The other thing about Myst that I found truly amazing was its ability to captivate an entire room full of people. Most computer games, even now, are a strictly solitary experience. The last thing you want is a group of people looking over your shoulder, all offering suggestions and vying for the mouse.

Myst changed all that. The first time I played the game, I was hanging out over pizza with some friends, and my pal Josh loaded up his new game while we played a round of cards. Suddenly, the computer started playing that great opening sequence:

"I realized the moment I fell into the fissure that the book would not be destroyed as I had planned. It continued falling into that starry expanse, of which I had only a fleeting glimpse. I have tried to speculate where it might have landed, but I must admit that such conjecture is futile. Still, questions about whose hands might one day hold my Myst book are unsettling to me. I know my apprehensions might never be allayed, and so I close, realizing that perhaps the ending has not yet been written... "

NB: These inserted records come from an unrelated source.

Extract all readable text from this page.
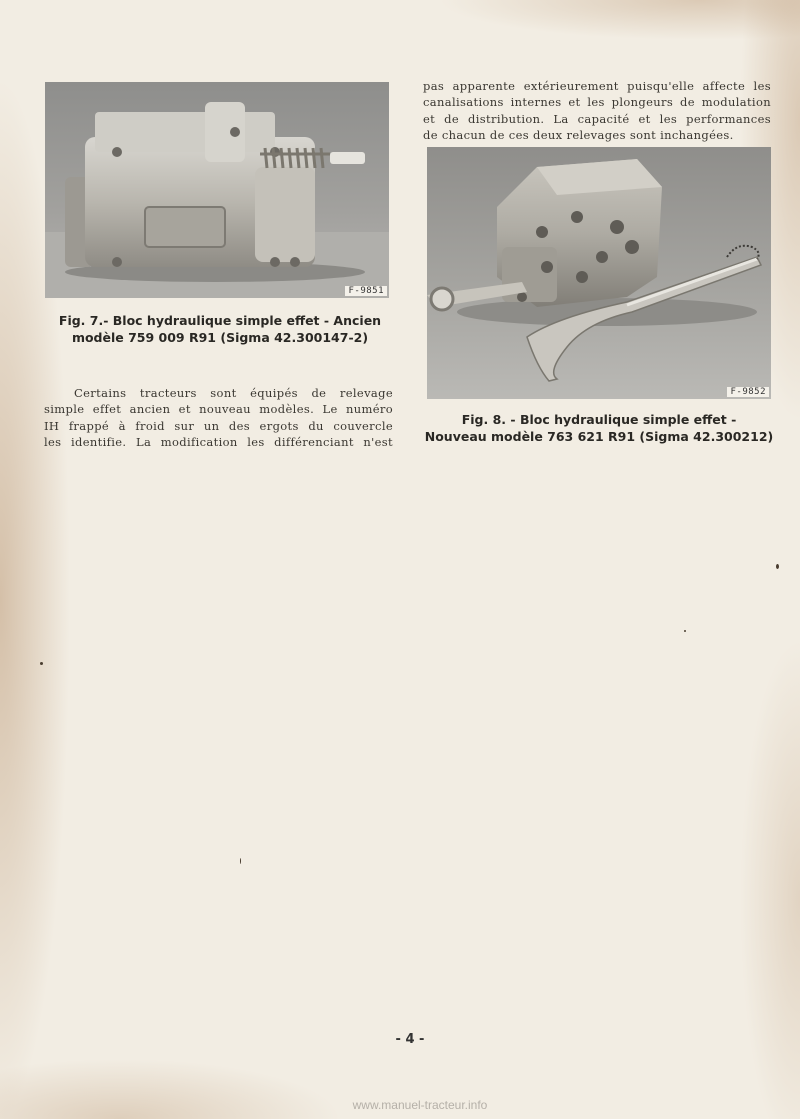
F-9851
Fig. 7.- Bloc hydraulique simple effet - Ancien
modèle 759 009 R91 (Sigma 42.300147-2)
Certains tracteurs sont équipés de relevage
simple effet ancien et nouveau modèles. Le numéro
IH frappé à froid sur un des ergots du couvercle
les identifie. La modification les différenciant n'est
pas apparente extérieurement puisqu'elle affecte les
canalisations internes et les plongeurs de modulation
et de distribution. La capacité et les performances
de chacun de ces deux relevages sont inchangées.
F-9852
Fig. 8. - Bloc hydraulique simple effet -
Nouveau modèle 763 621 R91 (Sigma 42.300212)
- 4 -
www.manuel-tracteur.info
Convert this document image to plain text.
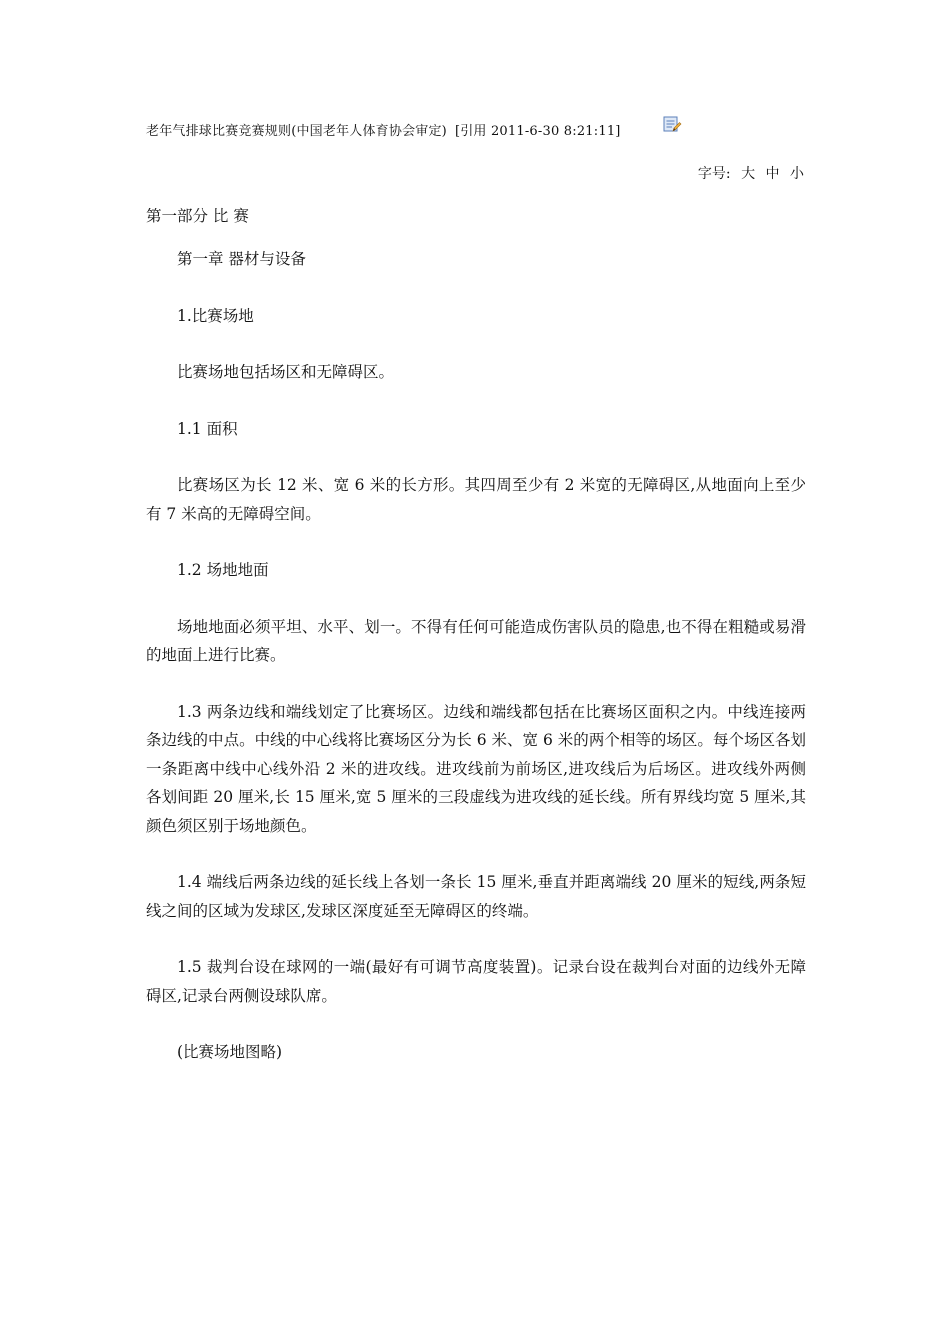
老年气排球比赛竞赛规则(中国老年人体育协会审定) [引用 2011-6-30 8:21:11]
字号: 大 中 小
第一部分 比 赛

第一章 器材与设备

1.比赛场地

比赛场地包括场区和无障碍区。

1.1 面积

比赛场区为长 12 米、宽 6 米的长方形。其四周至少有 2 米宽的无障碍区,从地面向上至少有 7 米高的无障碍空间。

1.2 场地地面

场地地面必须平坦、水平、划一。不得有任何可能造成伤害队员的隐患,也不得在粗糙或易滑的地面上进行比赛。

1.3 两条边线和端线划定了比赛场区。边线和端线都包括在比赛场区面积之内。中线连接两条边线的中点。中线的中心线将比赛场区分为长 6 米、宽 6 米的两个相等的场区。每个场区各划一条距离中线中心线外沿 2 米的进攻线。进攻线前为前场区,进攻线后为后场区。进攻线外两侧各划间距 20 厘米,长 15 厘米,宽 5 厘米的三段虚线为进攻线的延长线。所有界线均宽 5 厘米,其颜色须区别于场地颜色。

1.4 端线后两条边线的延长线上各划一条长 15 厘米,垂直并距离端线 20 厘米的短线,两条短线之间的区域为发球区,发球区深度延至无障碍区的终端。

1.5 裁判台设在球网的一端(最好有可调节高度装置)。记录台设在裁判台对面的边线外无障碍区,记录台两侧设球队席。

(比赛场地图略)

Within minutes, the card game was completely abandoned, and the five of us were all crowded around Josh's screen, chattering, gasping and throwing out ideas, as if we'd all been transported wholesale into the same surrealistic world.

Myst was released in 1993. It has since sold more than six and a half million copies, three times that of the previous best-seller, and which no other computer game has yet come close to matching.*


* - I spoke too soon, of course. Fellow noder quoi? informs me that, just recently, Sid Meier's instant classic The Sims has surpassed even Myst's sales records. Hrmph.